Will there be Arctic sea ice left in September 2023?

The above image is from a recent analysis by Karina von Schuckmann et al. and shows that the Earth is heating up, as outgoing radiation is suppressed. More and more extra heat is kept captive on Earth and gets stored mainly in oceans (89%), with smaller proportions getting stored on land (6-5%), in the cryosphere (4%) and in the atmosphere (1-2%). The image also shows another change: 1% more heat gets stored in the atmosphere while 1% less gets stored on land for the period going back to 1971, compared to the period going back to 2006.

What could cause that change? Most heat on land is stored in the ground (90 %), with inland water bodies accounting for 0.7 % and permafrost thawing accounting for 9 %. This raises fears that water that was previously present in the ground, is increasingly moving into the atmosphere, as a warming atmosphere holds more water vapor (7% more water vapor for every 1°C warming).

An atmosphere that sucks up more water vapor increases the atmospheric vapor pressure deficit (VPD). A 2019 study warns that increased VPD reduces global vegetation growth: “VPD greatly limits land evapotranspiration in many biomes by altering the behavior of plant stomata. Increased VPD may trigger stomatal closure to avoid excess water loss due to the high evaporative demand of the air. In addition, reduced soil water supply coupled with high evaporative demand causes xylem conduits and the rhizosphere to cavitate (become air-filled), stopping the flow of water, desiccating plant tissues, and leading to plant death. Previous studies reported that increased VPD explained 82% of the warm season drought stress in the southwestern United States, which correlated to changes of forest productivity and mortality. In addition, enhanced VPD limits tree growth even before soil moisture begins to be limiting.”  

More water vapor in the atmosphere further amplifies the temperature rise, since water vapor is a potent greenhouse gas and it also constitutes a tipping point, the Land Evaporation Tipping Point, that gets crossed when water will no longer be available locally for further evapotranspiration from the soil and vegetation, with the rise in land surface temperatures accelerating accordingly. 

Loss of ice constitutes several further tipping points. About a quarter of the 4% heat consumed by the cryosphere goes into melting glaciers. Disappearance of glaciers could be coined the Glaciers Tipping Point, since from that point heat can no longer go into melting the glacier and will instead go elsewhere. 

Similarly, about a quarter of the 4% heat consumed by the cryosphere goes into melting Arctic sea ice. Loss of Arctic sea ice also constitute a  tipping point, since incoming heat will from that point on instead go into the Arctic. 

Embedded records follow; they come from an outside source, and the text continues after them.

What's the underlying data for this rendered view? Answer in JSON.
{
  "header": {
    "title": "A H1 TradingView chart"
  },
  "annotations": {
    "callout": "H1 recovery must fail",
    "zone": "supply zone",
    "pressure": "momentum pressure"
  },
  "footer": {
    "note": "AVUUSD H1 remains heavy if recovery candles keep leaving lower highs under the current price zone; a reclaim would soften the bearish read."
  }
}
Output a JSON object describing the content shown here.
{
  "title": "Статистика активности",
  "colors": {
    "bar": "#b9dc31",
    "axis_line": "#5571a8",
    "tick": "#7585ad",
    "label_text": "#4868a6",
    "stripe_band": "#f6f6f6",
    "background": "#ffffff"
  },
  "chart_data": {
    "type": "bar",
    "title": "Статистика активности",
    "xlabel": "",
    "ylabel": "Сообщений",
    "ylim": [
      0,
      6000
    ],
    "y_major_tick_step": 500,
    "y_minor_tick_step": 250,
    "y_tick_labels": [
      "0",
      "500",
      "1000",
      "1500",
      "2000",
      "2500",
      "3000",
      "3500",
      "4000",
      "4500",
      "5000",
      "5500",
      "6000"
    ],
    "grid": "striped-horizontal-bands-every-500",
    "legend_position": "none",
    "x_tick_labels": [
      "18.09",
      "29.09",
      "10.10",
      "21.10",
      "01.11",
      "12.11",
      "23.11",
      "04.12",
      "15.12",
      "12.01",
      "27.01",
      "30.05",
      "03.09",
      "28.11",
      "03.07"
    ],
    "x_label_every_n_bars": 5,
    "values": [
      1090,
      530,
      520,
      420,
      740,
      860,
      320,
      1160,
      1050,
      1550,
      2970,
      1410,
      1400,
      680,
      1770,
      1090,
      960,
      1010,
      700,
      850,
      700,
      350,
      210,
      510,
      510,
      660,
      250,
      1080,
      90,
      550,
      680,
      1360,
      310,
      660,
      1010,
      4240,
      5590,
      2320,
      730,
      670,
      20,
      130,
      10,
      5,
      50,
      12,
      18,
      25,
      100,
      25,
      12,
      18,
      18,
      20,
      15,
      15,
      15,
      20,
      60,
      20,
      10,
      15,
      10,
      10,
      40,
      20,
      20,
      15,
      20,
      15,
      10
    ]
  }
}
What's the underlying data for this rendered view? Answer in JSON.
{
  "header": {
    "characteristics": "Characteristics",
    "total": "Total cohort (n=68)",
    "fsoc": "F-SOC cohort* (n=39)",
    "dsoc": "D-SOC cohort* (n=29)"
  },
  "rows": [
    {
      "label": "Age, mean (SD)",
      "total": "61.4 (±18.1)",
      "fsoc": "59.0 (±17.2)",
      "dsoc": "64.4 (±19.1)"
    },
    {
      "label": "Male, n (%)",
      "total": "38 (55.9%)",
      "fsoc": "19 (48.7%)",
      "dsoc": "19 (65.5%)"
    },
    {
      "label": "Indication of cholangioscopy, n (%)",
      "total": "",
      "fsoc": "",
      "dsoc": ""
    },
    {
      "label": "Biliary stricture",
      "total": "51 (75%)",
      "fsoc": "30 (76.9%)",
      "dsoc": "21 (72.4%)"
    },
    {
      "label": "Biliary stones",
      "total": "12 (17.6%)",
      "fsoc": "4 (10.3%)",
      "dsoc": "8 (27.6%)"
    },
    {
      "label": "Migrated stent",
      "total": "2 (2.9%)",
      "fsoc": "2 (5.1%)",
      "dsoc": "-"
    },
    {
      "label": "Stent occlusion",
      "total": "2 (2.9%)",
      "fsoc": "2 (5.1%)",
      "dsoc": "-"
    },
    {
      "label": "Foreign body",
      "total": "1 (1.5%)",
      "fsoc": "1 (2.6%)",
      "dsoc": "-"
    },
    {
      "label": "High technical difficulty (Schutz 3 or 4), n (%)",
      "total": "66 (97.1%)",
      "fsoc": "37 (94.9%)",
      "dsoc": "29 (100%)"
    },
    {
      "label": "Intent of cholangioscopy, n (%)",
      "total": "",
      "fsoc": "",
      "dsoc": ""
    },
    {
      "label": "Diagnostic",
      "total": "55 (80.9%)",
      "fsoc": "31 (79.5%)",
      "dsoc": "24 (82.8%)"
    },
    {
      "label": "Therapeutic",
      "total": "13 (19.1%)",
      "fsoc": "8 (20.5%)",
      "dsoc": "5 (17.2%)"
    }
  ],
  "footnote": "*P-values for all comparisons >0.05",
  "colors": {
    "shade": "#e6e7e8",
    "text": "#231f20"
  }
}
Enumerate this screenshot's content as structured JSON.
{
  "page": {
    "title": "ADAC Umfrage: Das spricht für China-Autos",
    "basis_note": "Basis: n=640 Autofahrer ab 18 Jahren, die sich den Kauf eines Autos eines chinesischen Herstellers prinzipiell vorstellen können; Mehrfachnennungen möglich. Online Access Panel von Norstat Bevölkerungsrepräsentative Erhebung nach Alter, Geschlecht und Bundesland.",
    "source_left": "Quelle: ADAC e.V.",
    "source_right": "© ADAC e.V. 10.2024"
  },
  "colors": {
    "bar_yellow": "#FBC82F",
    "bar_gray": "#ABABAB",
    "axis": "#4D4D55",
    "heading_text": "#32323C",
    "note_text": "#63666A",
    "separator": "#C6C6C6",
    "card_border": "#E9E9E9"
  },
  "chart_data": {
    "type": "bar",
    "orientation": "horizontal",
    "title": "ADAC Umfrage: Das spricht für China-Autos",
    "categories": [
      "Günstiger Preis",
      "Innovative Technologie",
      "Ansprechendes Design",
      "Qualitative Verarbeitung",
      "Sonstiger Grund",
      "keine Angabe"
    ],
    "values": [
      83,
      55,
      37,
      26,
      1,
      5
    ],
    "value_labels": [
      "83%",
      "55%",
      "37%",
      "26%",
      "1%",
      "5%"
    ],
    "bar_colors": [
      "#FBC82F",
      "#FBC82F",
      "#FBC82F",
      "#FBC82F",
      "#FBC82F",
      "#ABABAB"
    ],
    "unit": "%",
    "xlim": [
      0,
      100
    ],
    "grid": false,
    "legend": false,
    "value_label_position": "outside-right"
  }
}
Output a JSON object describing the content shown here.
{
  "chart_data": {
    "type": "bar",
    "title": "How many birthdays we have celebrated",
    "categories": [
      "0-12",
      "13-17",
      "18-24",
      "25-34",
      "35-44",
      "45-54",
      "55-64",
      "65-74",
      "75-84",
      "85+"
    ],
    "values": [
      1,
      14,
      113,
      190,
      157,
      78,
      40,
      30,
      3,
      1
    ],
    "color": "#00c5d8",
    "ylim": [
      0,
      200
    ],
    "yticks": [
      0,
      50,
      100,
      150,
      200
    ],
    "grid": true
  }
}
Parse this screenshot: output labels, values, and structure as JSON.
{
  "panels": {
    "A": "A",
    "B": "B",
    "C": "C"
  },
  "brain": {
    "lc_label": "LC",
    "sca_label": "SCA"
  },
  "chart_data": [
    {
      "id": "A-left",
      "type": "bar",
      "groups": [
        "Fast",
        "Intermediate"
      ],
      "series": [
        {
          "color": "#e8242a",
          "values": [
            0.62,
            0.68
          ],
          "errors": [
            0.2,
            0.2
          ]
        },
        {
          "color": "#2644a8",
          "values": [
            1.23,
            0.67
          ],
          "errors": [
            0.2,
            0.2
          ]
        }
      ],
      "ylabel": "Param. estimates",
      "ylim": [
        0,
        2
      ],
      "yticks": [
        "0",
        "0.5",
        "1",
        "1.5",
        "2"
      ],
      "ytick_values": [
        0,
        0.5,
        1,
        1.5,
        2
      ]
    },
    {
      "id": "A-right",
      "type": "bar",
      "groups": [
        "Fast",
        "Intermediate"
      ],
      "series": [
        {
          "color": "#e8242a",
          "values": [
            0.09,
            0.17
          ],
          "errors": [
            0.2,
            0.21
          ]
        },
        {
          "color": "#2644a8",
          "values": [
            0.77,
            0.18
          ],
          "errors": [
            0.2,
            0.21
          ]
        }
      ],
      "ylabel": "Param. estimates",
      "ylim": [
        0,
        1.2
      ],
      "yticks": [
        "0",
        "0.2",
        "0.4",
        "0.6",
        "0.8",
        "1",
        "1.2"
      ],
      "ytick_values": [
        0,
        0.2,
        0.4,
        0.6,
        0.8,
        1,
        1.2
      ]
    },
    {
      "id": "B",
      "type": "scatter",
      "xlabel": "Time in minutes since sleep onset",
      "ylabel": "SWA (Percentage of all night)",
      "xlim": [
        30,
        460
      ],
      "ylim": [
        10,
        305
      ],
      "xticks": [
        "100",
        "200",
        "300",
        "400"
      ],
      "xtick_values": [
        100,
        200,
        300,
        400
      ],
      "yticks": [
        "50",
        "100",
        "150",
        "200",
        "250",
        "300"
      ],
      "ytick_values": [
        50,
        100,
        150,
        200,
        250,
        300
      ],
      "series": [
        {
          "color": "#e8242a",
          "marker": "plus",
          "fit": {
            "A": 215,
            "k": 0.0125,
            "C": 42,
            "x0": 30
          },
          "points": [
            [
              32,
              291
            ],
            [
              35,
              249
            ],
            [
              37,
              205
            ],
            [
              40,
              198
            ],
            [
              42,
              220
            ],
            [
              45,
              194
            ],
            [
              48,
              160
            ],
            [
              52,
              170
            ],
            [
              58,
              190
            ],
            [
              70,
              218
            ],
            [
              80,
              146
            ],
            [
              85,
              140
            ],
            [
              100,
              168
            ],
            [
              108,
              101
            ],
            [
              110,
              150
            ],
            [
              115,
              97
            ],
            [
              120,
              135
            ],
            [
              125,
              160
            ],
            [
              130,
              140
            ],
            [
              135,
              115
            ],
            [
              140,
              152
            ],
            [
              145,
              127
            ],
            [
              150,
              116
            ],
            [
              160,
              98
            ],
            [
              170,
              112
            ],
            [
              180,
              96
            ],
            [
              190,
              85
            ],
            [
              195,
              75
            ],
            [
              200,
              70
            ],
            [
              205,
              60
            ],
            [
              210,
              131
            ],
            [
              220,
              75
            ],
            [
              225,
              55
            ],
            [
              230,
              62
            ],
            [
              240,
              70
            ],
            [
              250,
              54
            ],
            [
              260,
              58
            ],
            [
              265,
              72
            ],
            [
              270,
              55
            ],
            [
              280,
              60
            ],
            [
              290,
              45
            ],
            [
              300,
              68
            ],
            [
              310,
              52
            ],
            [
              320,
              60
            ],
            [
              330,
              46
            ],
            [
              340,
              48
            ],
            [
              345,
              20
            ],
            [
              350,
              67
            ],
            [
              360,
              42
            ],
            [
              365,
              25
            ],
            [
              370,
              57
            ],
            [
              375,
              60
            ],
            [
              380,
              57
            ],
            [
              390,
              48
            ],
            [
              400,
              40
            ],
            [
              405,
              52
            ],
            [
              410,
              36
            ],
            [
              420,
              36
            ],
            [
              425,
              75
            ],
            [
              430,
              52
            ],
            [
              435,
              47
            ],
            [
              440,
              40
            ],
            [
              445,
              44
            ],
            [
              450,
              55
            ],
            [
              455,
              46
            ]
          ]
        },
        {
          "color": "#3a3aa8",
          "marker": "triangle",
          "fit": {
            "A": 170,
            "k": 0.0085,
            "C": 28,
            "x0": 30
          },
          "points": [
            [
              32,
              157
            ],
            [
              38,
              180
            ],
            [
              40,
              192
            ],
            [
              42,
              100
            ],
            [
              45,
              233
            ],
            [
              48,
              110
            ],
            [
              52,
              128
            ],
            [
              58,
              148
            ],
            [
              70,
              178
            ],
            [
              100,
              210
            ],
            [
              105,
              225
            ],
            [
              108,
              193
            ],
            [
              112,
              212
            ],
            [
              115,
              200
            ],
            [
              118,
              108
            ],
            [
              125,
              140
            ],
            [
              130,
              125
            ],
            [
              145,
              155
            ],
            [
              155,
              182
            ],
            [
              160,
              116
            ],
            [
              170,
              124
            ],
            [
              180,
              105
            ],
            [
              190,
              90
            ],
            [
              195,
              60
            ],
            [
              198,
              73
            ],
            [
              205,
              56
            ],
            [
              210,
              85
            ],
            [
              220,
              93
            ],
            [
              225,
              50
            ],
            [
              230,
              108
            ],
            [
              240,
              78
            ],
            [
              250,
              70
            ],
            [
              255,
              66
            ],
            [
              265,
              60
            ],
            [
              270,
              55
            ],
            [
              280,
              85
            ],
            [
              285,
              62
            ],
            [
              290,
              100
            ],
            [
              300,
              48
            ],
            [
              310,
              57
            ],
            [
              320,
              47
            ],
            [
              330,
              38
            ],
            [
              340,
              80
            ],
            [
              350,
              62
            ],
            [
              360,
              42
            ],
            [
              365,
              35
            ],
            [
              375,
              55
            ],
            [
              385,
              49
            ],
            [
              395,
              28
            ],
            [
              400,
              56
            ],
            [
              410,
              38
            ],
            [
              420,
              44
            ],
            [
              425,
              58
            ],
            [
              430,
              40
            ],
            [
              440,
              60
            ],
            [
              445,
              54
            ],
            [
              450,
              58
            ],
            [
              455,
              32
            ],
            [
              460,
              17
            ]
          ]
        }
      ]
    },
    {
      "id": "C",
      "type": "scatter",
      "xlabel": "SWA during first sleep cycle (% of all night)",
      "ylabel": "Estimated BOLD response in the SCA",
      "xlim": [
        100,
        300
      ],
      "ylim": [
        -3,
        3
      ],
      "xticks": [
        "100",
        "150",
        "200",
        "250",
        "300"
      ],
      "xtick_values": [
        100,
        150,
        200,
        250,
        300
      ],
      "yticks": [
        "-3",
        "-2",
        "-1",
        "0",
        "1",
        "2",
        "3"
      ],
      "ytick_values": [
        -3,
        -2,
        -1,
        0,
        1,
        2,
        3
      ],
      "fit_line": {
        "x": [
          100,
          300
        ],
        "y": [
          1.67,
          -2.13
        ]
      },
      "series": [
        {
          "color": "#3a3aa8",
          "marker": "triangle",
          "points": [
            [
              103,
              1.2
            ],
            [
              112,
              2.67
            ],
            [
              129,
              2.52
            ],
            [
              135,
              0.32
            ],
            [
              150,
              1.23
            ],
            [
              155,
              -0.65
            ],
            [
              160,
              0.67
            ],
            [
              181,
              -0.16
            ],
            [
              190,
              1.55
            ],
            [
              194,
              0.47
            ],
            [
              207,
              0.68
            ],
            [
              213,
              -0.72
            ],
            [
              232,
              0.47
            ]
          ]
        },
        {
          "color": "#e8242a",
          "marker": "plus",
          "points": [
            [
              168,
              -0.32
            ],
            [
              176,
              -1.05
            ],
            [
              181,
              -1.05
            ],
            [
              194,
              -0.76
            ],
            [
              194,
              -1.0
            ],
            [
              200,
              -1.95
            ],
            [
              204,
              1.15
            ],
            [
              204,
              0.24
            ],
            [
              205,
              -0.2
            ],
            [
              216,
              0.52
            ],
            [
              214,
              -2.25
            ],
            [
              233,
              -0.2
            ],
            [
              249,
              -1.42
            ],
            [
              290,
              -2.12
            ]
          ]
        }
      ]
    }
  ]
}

So, will there be Arctic sea ice left in September 2023?  Current conditions make that the outlook is grim. 

[ click on images to enlarge ]

The image on the right, adapted from NOAA, shows ocean heat moving toward the Arctic along the path of the Gulf Stream.

Vast amounts of ocean heat are moving toward the Arctic, especially in the North Atlantic, threatening to cause rapid and massive melting of Arctic sea ice and thawing of permafrost. 

As discussed in a recent post, the world sea surface temperature (between 60°South and 60°North) has been at 21°C or higher for as many as 38 days. Such temperatures are unprecedented in the NOAA record that goes back to 1981. 

The images above and below show the situation up to May 8, 2023. 

Arctic sea ice is still extensive, but sea ice concentration is already getting lower in many places, as illustrated by he image on the right. 

As illustrated by the satellite image below, adapted from NASA Worldview, the sea ice has many cracks and there is open water in the Beaufort Sea. 

Conditions are dire, i.e. greenhouse gas levels are high, an El Niño is on the way and sea surface temperatures are high, all contributing to the threat of Arctic sea ice loss.

On top of that, there are developments that could make things even worse. Loss of Arctic sea kice comes with loss of the latent heat buffer and loss of albedo that threaten to trigger subsequent eruptions of methane from the seafloor of the Arctic Ocean, as has been described many times before, such as in this post, in this post and in this post.

Consequently, a huge temperature rise threatens to unfold soon.

An earlier post discussed the Terrestrial Biosphere Temperature Tipping Point, coined in a recent study finding that at higher temperatures, respiration rates continue to rise in contrast to sharply declining rates of photosynthesis, which under business-as-usual emissions would nearly halve the land sink strength by as early as 2040.

A 2021 study on oceans finds that, with increased stratification, heat from climate warming less effectively penetrates into the deep ocean, which contributes to further surface warming, while it also reduces the capability of the ocean to store carbon, exacerbating global surface warming. An earlier analysis warns about growth of a layer of fresh water at the surface of the North Atlantic resulting in more ocean heat reaching the Arctic Ocean and the atmosphere over the Arctic, while a 2023 study finds that growth of a layer of fresh water decreases its alkalinity and thus its ability to take up CO₂, a feedback referred to as the Ocean Surface Tipping Point.